Se fosse possível, exterminar os tubarões não resolveria o problema. Retirá-los do mar agravaria o desequilíbrio ambiental causado pelo homem e, talvez, o problema dos ataques até piorasse. O tubarão é o que a gente chama de topo de cadeia e, por esse motivo, ele contribui para o controle da população de, por exemplo, os peixes que ele come, mas esses peixes também se alimentam de outros organismos, como crustáceos e moluscos. Com o aumento da predação, essas populações diminuem. Ao mesmo tempo, espécies que eram controladas por esses organismos podem crescer demais. Isso gera um desequilíbrio em toda a cadeia alimentar.

O resultado é um ambiente completamente desorganizado, com aumento de algumas espécies, desaparecimento de outras e mudanças que podem levar até à migração de animais em busca de condições melhores. E isso pode levar anos para se reorganizar.

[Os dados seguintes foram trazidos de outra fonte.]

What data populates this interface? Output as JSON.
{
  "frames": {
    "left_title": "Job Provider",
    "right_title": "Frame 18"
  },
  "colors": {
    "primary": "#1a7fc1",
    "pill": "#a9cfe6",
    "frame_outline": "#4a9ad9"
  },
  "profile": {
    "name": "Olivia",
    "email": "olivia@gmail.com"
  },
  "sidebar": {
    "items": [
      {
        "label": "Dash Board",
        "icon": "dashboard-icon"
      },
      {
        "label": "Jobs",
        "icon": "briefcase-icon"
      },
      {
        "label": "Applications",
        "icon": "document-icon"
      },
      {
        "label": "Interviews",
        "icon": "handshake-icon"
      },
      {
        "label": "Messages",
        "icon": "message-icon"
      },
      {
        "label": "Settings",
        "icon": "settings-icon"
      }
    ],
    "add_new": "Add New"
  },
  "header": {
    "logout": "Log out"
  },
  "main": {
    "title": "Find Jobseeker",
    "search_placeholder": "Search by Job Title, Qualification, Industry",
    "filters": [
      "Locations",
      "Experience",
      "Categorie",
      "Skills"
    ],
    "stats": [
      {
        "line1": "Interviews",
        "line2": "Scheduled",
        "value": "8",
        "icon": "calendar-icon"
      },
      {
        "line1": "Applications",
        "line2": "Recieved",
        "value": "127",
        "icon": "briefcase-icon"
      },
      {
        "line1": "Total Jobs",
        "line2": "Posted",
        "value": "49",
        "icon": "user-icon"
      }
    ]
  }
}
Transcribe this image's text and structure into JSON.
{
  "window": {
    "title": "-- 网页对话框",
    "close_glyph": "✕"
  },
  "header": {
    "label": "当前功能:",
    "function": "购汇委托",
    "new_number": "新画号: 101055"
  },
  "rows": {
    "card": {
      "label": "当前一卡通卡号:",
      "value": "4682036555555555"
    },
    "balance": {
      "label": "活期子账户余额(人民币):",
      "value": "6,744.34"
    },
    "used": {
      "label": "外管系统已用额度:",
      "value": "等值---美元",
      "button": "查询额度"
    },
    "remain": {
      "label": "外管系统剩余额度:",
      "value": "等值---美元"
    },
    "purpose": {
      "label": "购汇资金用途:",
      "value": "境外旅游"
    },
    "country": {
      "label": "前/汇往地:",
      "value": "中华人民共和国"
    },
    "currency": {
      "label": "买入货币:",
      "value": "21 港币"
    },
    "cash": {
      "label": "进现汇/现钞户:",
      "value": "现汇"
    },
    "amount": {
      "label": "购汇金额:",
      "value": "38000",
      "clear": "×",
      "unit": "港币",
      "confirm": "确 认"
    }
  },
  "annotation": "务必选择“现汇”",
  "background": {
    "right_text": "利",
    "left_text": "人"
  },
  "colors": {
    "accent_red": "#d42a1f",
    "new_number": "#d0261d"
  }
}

Além disso, ainda estamos estudando se esses animais são residentes da região ou se fazem parte de populações que circulam por diferentes áreas do oceano. Hoje, existem pesquisas tentando entender justamente essa conectividade. Estamos investigando se os tubarões encontrados no Recife são os mesmos registrados em outras regiões do Brasil ou até em locais como África do Sul, Austrália, Flórida e Bahamas.

Se os animais não forem residentes, outros indivíduos continuarão chegando. Nesse cenário, seria preciso continuar matando tubarões indefinidamente, o que ampliaria ainda mais o problema ambiental.
E mesmo que existam populações residentes, eliminá-las significaria repetir o mesmo erro que já cometemos antes: degradar ainda mais um ambiente que já sofreu inúmeras intervenções humanas.

DP: Diante dos incidentes registrados, o Recife deveria proibir o banho de mar?

Não é uma discussão simples. A questão da proibição do banho é muito delicada porque o ser humano quer usufruir completamente daquela área e, muitas vezes, achamos que ela é nossa. Mas precisamos lembrar que os tubarões vivem ali. Aquela é a casa deles. Eles respiram debaixo d’água. Nós só conseguimos permanecer ali usando equipamentos e por um período limitado. A gente usufrui do mar, mas não mora nele.

É importante entender que fazemos parte desse ambiente. Muitas vezes os pesquisadores são criticados porque parecem defender apenas os tubarões, mas não é isso. A gente também está defendendo a vida humana. Se existe uma situação de interação negativa acontecendo, ela precisa ser levada a sério.

O Recife convive com registros de incidentes há muito tempo. Existem relatos históricos desde o século XIX. E, principalmente nas saídas dos rios e áreas próximas aos manguezais, a presença de tubarões sempre existiu. Muitas vezes o que as pessoas veem na orla não corresponde à quantidade real de animais que existem na região. O que precisamos discutir são medidas efetivas de convivência e prevenção. Mas é importante entender que os tubarões não surgiram agora naquele ambiente.

DP: Então quais providências devem ser tomadas para enfrentar os ataques? Há algo que possa ser feito para reduzir a quantidade de incidentes?

A principal iniciativa que precisa acontecer no Recife é a recuperação ambiental. É reparar os danos causados por décadas de aterramento de manguezais e entender que esses animais sempre estiveram na região. Eles não têm simplesmente como sair dali. Retirá-los pode gerar um desequilíbrio ainda maior.
O desequilíbrio já foi feito pelo ser humano. Então o que cabe agora fazer é, de fato, a reparação sobre esse dano todo que aconteceu com o aterramento dos manguezais, entender que existe uma situação em que esses animais estão na orla, sim, e sempre estiveram, e que eles não têm como simplesmente sair daí.

A gente tem que pensar em soluções. A educação ambiental é importante, mas tudo isso demanda recursos. Talvez esses recursos possam ser empregados também em áreas de recuperação ambiental.

É preciso reparar os danos causados ao longo dos anos, especialmente com os aterramentos de manguezais, entender que esses animais sempre existiram na região e que a solução não é retirar os tubarões, porque isso geraria ainda mais desequilíbrio. Com maior disponibilidade de alimento, áreas recuperadas, a interação entre tubarões e seres humanos certamente irá diminuir. Pode não acabar, mas vai diminuir.